The morning evaporated quickly. Everyone was rushing around getting dressed at the same time. Our wedding mass at the Immaculate Conception Church in Everett was scheduled for 1 pm. Upon arrival at the church, I began double-checking to make sure everything was in place. I found my brother John outside sweeping the front steps of the church in his tuxedo. He found a broom in a side closet and he was sweeping gum wrappers and cigarette butts from the sidewalk into the gutter.
“What are you doing?” I asked.
“My brother’s getting married. I’m making sure the place looks good,” John said.
I was surprised and touched. Our nine-year age difference prevented us from being “close” siblings, but today he earned a couple of points in my book.
I left John to his maintenance duties and went to find my brother Michael, to make sure he had the wedding rings in his pocket. I found him outside the church in an alcove alley-way near the door on the side of the altar. The rings weren’t the only thing he had in his pocket.
“What are you doing?” I asked.
“Smoking a joint,” he said casually. ”Want a hit?”
“No, I don’t smoke,” I said. “And for God’s sake, we’re outside a church!”
“Hey, watch your language. We’re outside a church,” he said.
“What happened to your pants?” he asked looking at the front of my black tuxedo that now had clouds of white drifting through the fabric.
“I must have used too much talcum powder after my shower when I got dressed. I didn’t want to perspire during the ceremony,” I said. I tried using my hand to brush off the front of my pants to get rid of the white powder marks.
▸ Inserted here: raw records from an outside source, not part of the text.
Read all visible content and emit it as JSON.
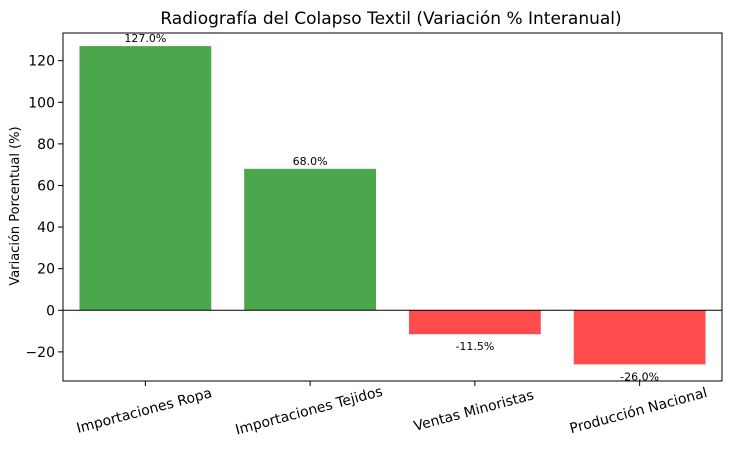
{
  "chart_data": {
    "type": "bar",
    "title": "Radiografía del Colapso Textil (Variación % Interanual)",
    "xlabel": "",
    "ylabel": "Variación Porcentual (%)",
    "categories": [
      "Importaciones Ropa",
      "Importaciones Tejidos",
      "Ventas Minoristas",
      "Producción Nacional"
    ],
    "values": [
      127.0,
      68.0,
      -11.5,
      -26.0
    ],
    "data_labels": [
      "127.0%",
      "68.0%",
      "-11.5%",
      "-26.0%"
    ],
    "colors": [
      "#4ca64c",
      "#4ca64c",
      "#ff4d4d",
      "#ff4d4d"
    ],
    "yticks": [
      -20,
      0,
      20,
      40,
      60,
      80,
      100,
      120
    ],
    "ytick_labels": [
      "−20",
      "0",
      "20",
      "40",
      "60",
      "80",
      "100",
      "120"
    ],
    "ylim": [
      -34,
      133.3
    ],
    "zero_line": true,
    "grid": false,
    "legend": "none"
  }
}
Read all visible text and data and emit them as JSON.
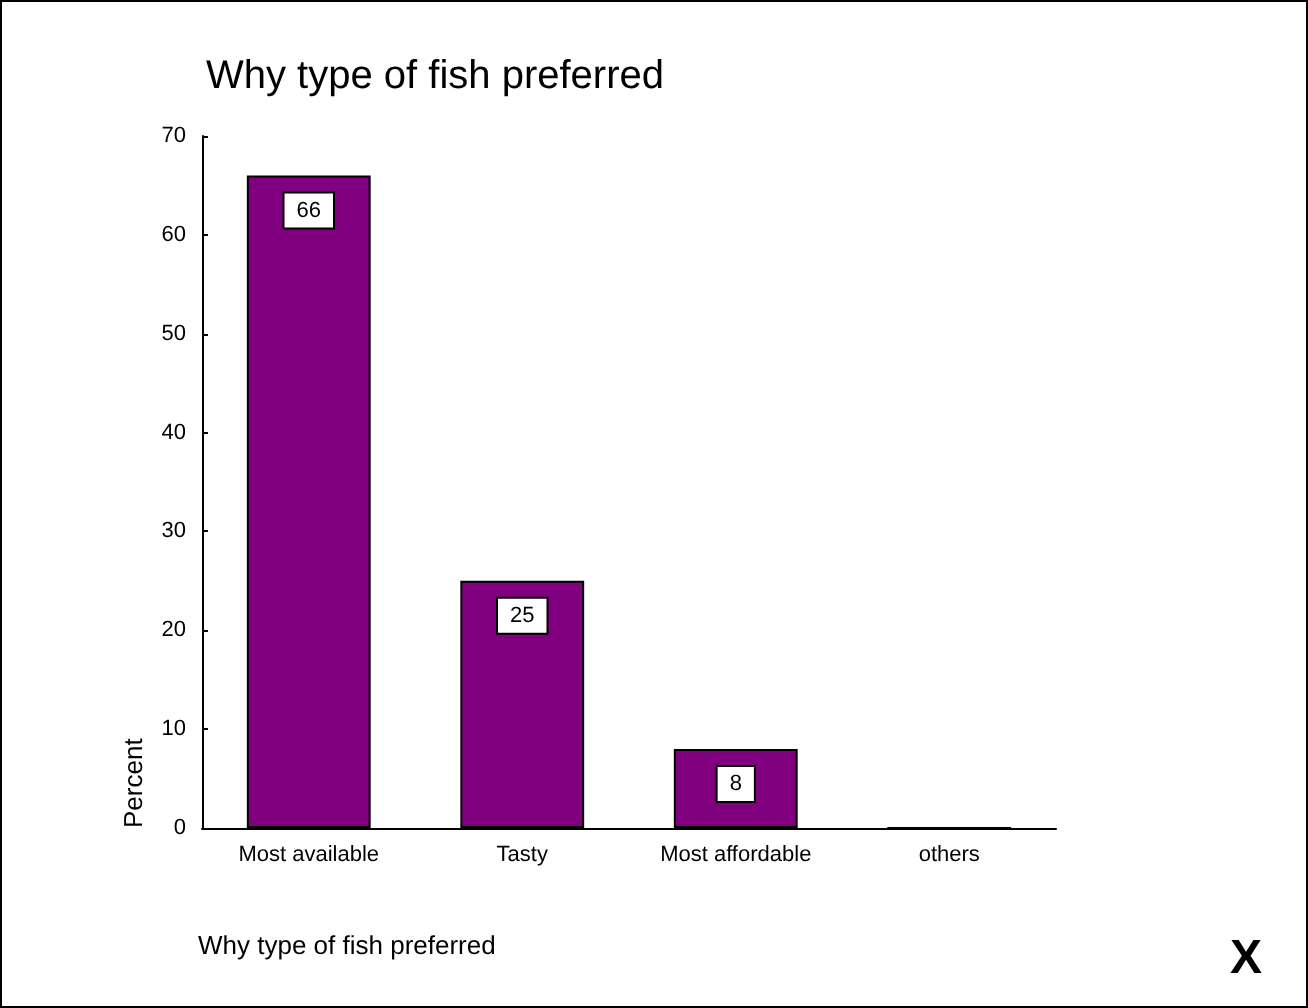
{
  "chart_data": {
    "type": "bar",
    "title": "Why type of fish preferred",
    "xlabel": "Why type of fish preferred",
    "ylabel": "Percent",
    "categories": [
      "Most available",
      "Tasty",
      "Most affordable",
      "others"
    ],
    "values": [
      66,
      25,
      8,
      0
    ],
    "value_labels": [
      "66",
      "25",
      "8",
      null
    ],
    "color": "#800080",
    "ylim": [
      0,
      70
    ],
    "yticks": [
      0,
      10,
      20,
      30,
      40,
      50,
      60,
      70
    ],
    "grid": false,
    "annotations": [
      "X"
    ]
  }
}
“I thought you weren’t nervous. How much talcum did you use?”
“I don’t know. I just shook half the container down my shorts,” I said.
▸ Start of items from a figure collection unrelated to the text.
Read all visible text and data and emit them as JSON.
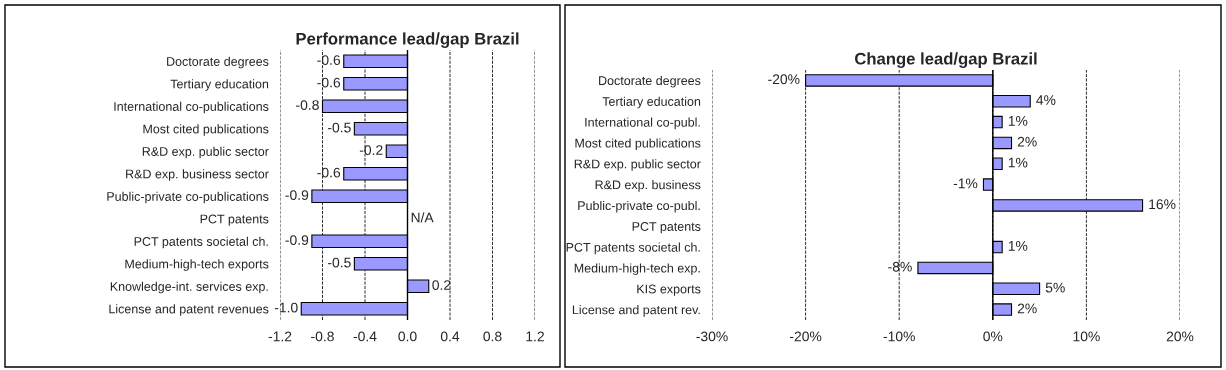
{
  "chart_data": [
    {
      "type": "bar",
      "orientation": "horizontal",
      "title": "Performance lead/gap Brazil",
      "categories": [
        "Doctorate degrees",
        "Tertiary education",
        "International co-publications",
        "Most cited publications",
        "R&D exp. public sector",
        "R&D exp. business sector",
        "Public-private co-publications",
        "PCT patents",
        "PCT patents societal ch.",
        "Medium-high-tech exports",
        "Knowledge-int. services exp.",
        "License and patent revenues"
      ],
      "values": [
        -0.6,
        -0.6,
        -0.8,
        -0.5,
        -0.2,
        -0.6,
        -0.9,
        null,
        -0.9,
        -0.5,
        0.2,
        -1.0
      ],
      "value_labels": [
        "-0.6",
        "-0.6",
        "-0.8",
        "-0.5",
        "-0.2",
        "-0.6",
        "-0.9",
        "N/A",
        "-0.9",
        "-0.5",
        "0.2",
        "-1.0"
      ],
      "color": "#9999ff",
      "xlim": [
        -1.2,
        1.2
      ],
      "xticks": [
        -1.2,
        -0.8,
        -0.4,
        {
          "value": 0.0,
          "label": "0.0"
        },
        0.4,
        0.8,
        1.2
      ],
      "grid": "x",
      "line_style": "dashed"
    },
    {
      "type": "bar",
      "orientation": "horizontal",
      "title": "Change lead/gap Brazil",
      "categories": [
        "Doctorate degrees",
        "Tertiary education",
        "International co-publ.",
        "Most cited publications",
        "R&D exp. public sector",
        "R&D exp. business",
        "Public-private co-publ.",
        "PCT patents",
        "PCT patents societal ch.",
        "Medium-high-tech exp.",
        "KIS exports",
        "License and patent rev."
      ],
      "values": [
        -20,
        4,
        1,
        2,
        1,
        -1,
        16,
        null,
        1,
        -8,
        5,
        2
      ],
      "value_labels": [
        "-20%",
        "4%",
        "1%",
        "2%",
        "1%",
        "-1%",
        "16%",
        null,
        "1%",
        "-8%",
        "5%",
        "2%"
      ],
      "color": "#9999ff",
      "xlim": [
        -30,
        20
      ],
      "xticks": [
        {
          "value": -30,
          "label": "-30%"
        },
        {
          "value": -20,
          "label": "-20%"
        },
        {
          "value": -10,
          "label": "-10%"
        },
        {
          "value": 0,
          "label": "0%"
        },
        {
          "value": 10,
          "label": "10%"
        },
        {
          "value": 20,
          "label": "20%"
        }
      ],
      "grid": "x",
      "line_style": "dashed"
    }
  ]
}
“That was probably too much but I don’t think anyone will notice,” he said.
The priest stuck his head out from the vestibule as my brother was wildly waving away clouds of pot smoke and I was patting the front of my black pants trying to wave away clouds of talcum powder.
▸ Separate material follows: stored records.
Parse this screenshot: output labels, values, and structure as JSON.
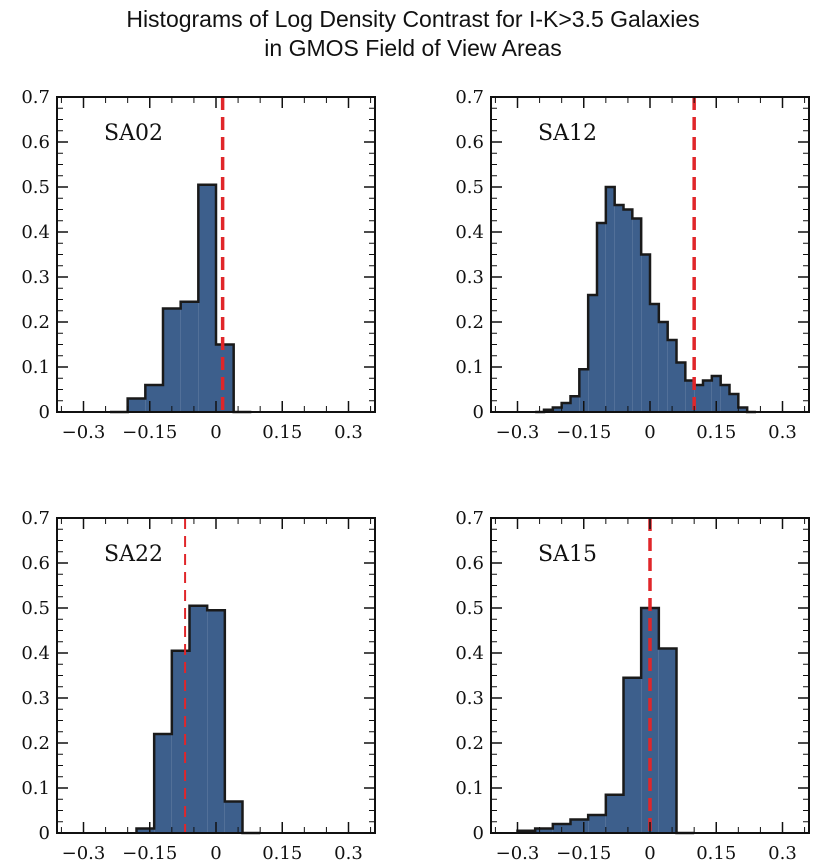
{
  "title": [
    "Histograms of Log Density Contrast for I-K>3.5 Galaxies",
    "in GMOS Field of View Areas"
  ],
  "colors": {
    "fill": "#3d5f8c",
    "outline": "#1a1a1a",
    "marker": "#e0262a"
  },
  "chart_data": [
    {
      "type": "bar",
      "label": "SA02",
      "xlim": [
        -0.36,
        0.36
      ],
      "ylim": [
        0,
        0.7
      ],
      "xticks": [
        "-0.3",
        "-0.15",
        "0",
        "0.15",
        "0.3"
      ],
      "xtick_values": [
        -0.3,
        -0.15,
        0,
        0.15,
        0.3
      ],
      "yticks": [
        "0",
        "0.1",
        "0.2",
        "0.3",
        "0.4",
        "0.5",
        "0.6",
        "0.7"
      ],
      "ytick_values": [
        0,
        0.1,
        0.2,
        0.3,
        0.4,
        0.5,
        0.6,
        0.7
      ],
      "bin_edges": [
        -0.24,
        -0.2,
        -0.16,
        -0.12,
        -0.08,
        -0.04,
        0.0,
        0.04,
        0.08
      ],
      "values": [
        0.0,
        0.03,
        0.06,
        0.23,
        0.245,
        0.505,
        0.15,
        0.0
      ],
      "marker_x": 0.015,
      "marker_style": "thick-dashed"
    },
    {
      "type": "bar",
      "label": "SA12",
      "xlim": [
        -0.36,
        0.36
      ],
      "ylim": [
        0,
        0.7
      ],
      "xticks": [
        "-0.3",
        "-0.15",
        "0",
        "0.15",
        "0.3"
      ],
      "xtick_values": [
        -0.3,
        -0.15,
        0,
        0.15,
        0.3
      ],
      "yticks": [
        "0",
        "0.1",
        "0.2",
        "0.3",
        "0.4",
        "0.5",
        "0.6",
        "0.7"
      ],
      "ytick_values": [
        0,
        0.1,
        0.2,
        0.3,
        0.4,
        0.5,
        0.6,
        0.7
      ],
      "bin_edges": [
        -0.26,
        -0.24,
        -0.22,
        -0.2,
        -0.18,
        -0.16,
        -0.14,
        -0.12,
        -0.1,
        -0.08,
        -0.06,
        -0.04,
        -0.02,
        0.0,
        0.02,
        0.04,
        0.06,
        0.08,
        0.1,
        0.12,
        0.14,
        0.16,
        0.18,
        0.2,
        0.22,
        0.24
      ],
      "values": [
        0.0,
        0.005,
        0.01,
        0.02,
        0.035,
        0.095,
        0.26,
        0.42,
        0.5,
        0.46,
        0.45,
        0.43,
        0.35,
        0.24,
        0.2,
        0.16,
        0.11,
        0.07,
        0.06,
        0.07,
        0.08,
        0.06,
        0.04,
        0.01,
        0.0
      ],
      "marker_x": 0.1,
      "marker_style": "thick-dashed"
    },
    {
      "type": "bar",
      "label": "SA22",
      "xlim": [
        -0.36,
        0.36
      ],
      "ylim": [
        0,
        0.7
      ],
      "xticks": [
        "-0.3",
        "-0.15",
        "0",
        "0.15",
        "0.3"
      ],
      "xtick_values": [
        -0.3,
        -0.15,
        0,
        0.15,
        0.3
      ],
      "yticks": [
        "0",
        "0.1",
        "0.2",
        "0.3",
        "0.4",
        "0.5",
        "0.6",
        "0.7"
      ],
      "ytick_values": [
        0,
        0.1,
        0.2,
        0.3,
        0.4,
        0.5,
        0.6,
        0.7
      ],
      "bin_edges": [
        -0.18,
        -0.14,
        -0.1,
        -0.06,
        -0.02,
        0.02,
        0.06,
        0.1
      ],
      "values": [
        0.01,
        0.22,
        0.405,
        0.505,
        0.495,
        0.07,
        0.0
      ],
      "marker_x": -0.07,
      "marker_style": "thin-dashed"
    },
    {
      "type": "bar",
      "label": "SA15",
      "xlim": [
        -0.36,
        0.36
      ],
      "ylim": [
        0,
        0.7
      ],
      "xticks": [
        "-0.3",
        "-0.15",
        "0",
        "0.15",
        "0.3"
      ],
      "xtick_values": [
        -0.3,
        -0.15,
        0,
        0.15,
        0.3
      ],
      "yticks": [
        "0",
        "0.1",
        "0.2",
        "0.3",
        "0.4",
        "0.5",
        "0.6",
        "0.7"
      ],
      "ytick_values": [
        0,
        0.1,
        0.2,
        0.3,
        0.4,
        0.5,
        0.6,
        0.7
      ],
      "bin_edges": [
        -0.3,
        -0.26,
        -0.22,
        -0.18,
        -0.14,
        -0.1,
        -0.06,
        -0.02,
        0.02,
        0.06,
        0.1
      ],
      "values": [
        0.005,
        0.01,
        0.02,
        0.03,
        0.04,
        0.085,
        0.345,
        0.5,
        0.41,
        0.0
      ],
      "marker_x": 0.0,
      "marker_style": "thick-dashed"
    }
  ]
}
“It’s time,” said the bewildered priest. If he wondered what was going on in the church alley, he kept it to himself.
The overcast November sky began to brighten. I stood at the altar in the front of the church. There was electricity in the air as hushed whispers of “The bride is here” could be heard quietly echoing. The organist began playing the introduction to the bridal march. The large wooden doors at the back of the church swung open. Outside, the clouds parted. Backlit by rays of sunshine, my breathtaking bride walked into the church on the arm of her proud father. Family legend says the bride’s father was overheard whispering to his daughter, “Are you sure you want to do this?”
The ceremony proceeded smoothly despite all the pre-wedding drama. We read our vows, we said our “I do’s”, we kissed and we were united under God. We walked out of the church as husband and wife, waving and smiling at our guests who were clapping and cheering as our procession passed by. For a few moments, we were royalty.
Somewhere in the back of a bureau draw there is a Super 8 movie of our wedding reception that one of the guests recorded on celluloid tape. There is no sound (it was 1980 and video technology was just starting to become commonplace). The silent footage is full of smiling guests, many no longer with us, too many to count, but all of them loved more than they ever knew. The photo albums from that day are somewhere in the rafters of my attic, along with all of our other family photo albums, holding a lifetime of memories.
Our wedding photos reflect a piece of our shared history, made even more special because our entire immediate family comprised our wedding party – from groomsmen to bridesmaids, best man and maid of honor. Our photographer captured the day perfectly, from the gorgeous shot of my beautiful bride in her white dress emerging from the black limousine, to the parting of the clouds as the bride entered the church in a golden halo of light. And in one of the photos, you can still see a smudge of white talcum powder rising through the fabric of my black tuxedo pants.